JOURNALArticle paru le 27 novembre 1996
Accord pour l’indemnisation des porteurs de l’emprunt russe
A hauteur de deux milliards de francs, la Russie s’est engagée hier à indemniser les héritiers des souscripteurs de l’emprunt tsariste. Mais indemnisation n’est pas remboursement pour des titres sur lesquels différents gouvernements ont spéculé politiquement.
La France et la Russie sont parvenues hier à un accord sur une indemnisation des porteurs français d’emprunts émis par la Russie tsariste. Ce remboursement est à hauteur de 2 milliards de francs sur quatre ans.
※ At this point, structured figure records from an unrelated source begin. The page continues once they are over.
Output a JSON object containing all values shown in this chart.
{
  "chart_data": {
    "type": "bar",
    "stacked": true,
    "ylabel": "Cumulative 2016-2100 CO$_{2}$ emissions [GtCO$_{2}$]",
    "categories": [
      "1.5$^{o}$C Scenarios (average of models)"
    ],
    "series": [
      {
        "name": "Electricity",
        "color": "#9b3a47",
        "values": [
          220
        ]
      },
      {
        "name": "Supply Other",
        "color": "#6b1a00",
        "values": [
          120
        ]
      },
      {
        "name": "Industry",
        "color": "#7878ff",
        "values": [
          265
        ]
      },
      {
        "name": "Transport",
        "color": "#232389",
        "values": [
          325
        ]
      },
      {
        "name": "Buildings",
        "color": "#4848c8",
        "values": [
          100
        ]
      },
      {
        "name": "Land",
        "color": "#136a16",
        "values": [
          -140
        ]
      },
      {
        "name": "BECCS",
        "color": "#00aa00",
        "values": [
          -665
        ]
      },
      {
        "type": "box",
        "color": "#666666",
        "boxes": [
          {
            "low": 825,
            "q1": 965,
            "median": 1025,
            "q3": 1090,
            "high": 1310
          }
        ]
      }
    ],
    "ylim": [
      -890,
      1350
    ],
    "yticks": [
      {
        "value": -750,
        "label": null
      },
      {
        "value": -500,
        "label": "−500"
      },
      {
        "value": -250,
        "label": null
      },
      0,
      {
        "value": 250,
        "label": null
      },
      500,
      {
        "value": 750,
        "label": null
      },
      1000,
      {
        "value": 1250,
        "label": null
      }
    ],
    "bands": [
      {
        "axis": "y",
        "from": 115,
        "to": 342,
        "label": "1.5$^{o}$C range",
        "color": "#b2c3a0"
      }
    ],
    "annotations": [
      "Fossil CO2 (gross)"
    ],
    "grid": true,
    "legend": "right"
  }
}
Un mémorandum a été signé en fin d’après-midi par le ministre français des Finances, Jean Arthuis, et le vice-président du gouvernement de la Fédération de Russie, Oleg Davydovn.
Viktor Tchernomyrdine, le premier ministre russe, avait promis lundi que son pays allait rembourser le fameux emprunt russe du Tsar levé voici quatre-vingts ans pour financer les chemins de fer de son pays et dont une bonne partie a été employée à l’armement destiné à la guerre de 14-18. Il s’est entretenu de cette question avec le président français, Jacques Chirac, lors d’un déjeuner à l’Elysée.
La Bourse de Paris avait suspendu lundi la cotation des emprunts dont les titres (environ 4 millions), contrairement à ce que l’on imagine souvent, ne sont pas cachés dans les armoires des grands-mères, mais stockés dans les portefeuilles de 400.000 porteurs, héritiers des 1,6 million de souscripteurs d’origine. L’estimation haute des remboursements à opérer, compte tenu des arriérés, s’élèverait, selon les associations des porteurs, à près de 160 milliards de francs, soit 38.000 francs par titre. Cependant, lors du règlement de cette dette aux Britanniques, voici dix ans, les porteurs n’ont été indemnisé qu’à 476 francs par titre. Chiffre proche de la dernière cotation à Paris, vendredi, établie à 493 francs.
La promesse de 2 milliards de francs de remboursement est loin des calculs des associations de porteurs de titres russes. Il n’y a pas, pour le moment, de montant arrêté par titre. Selon des sources concordantes de la commission franco-russe citées par l’AFP, les gens amèneront leurs titres et la somme sera ensuite divisée. Il n’a pas été indiqué si les stocks d’or des avoirs tsaristes gelés dans les coffres de la Banque de France, comme ils l’étaient en Grande-Bretagne, seront inclus dans le remboursement. Alain Juppé a simplement précisé que Jean-Claude Paye, ancien secrétaire général de l’OCDE, a été nommé à la tête d’une commission pour définir une méthode d’indemnisation qui sera « complexe ».
Prenant les devant d’une solution bien moins avantageuse que ne l’espéraient certains, Yves Galland, ministre délégué aux Finances avait indiqué, hier matin : « Il faut veiller à ne pas susciter d’attentes déraisonnables de la part des porteurs d’emprunts russes ». Le règlement de ce dossier est une question « plus politique qu’économique », avait averti hier le ministre russe des Finances, Alexandre Livchits. Moscou, en effet, a lancé la semaine passée son premier emprunt obligataire international depuis 1917. Emprunt interdit en France tant que la question de l’emprunt tsariste n’avait pas été réglée.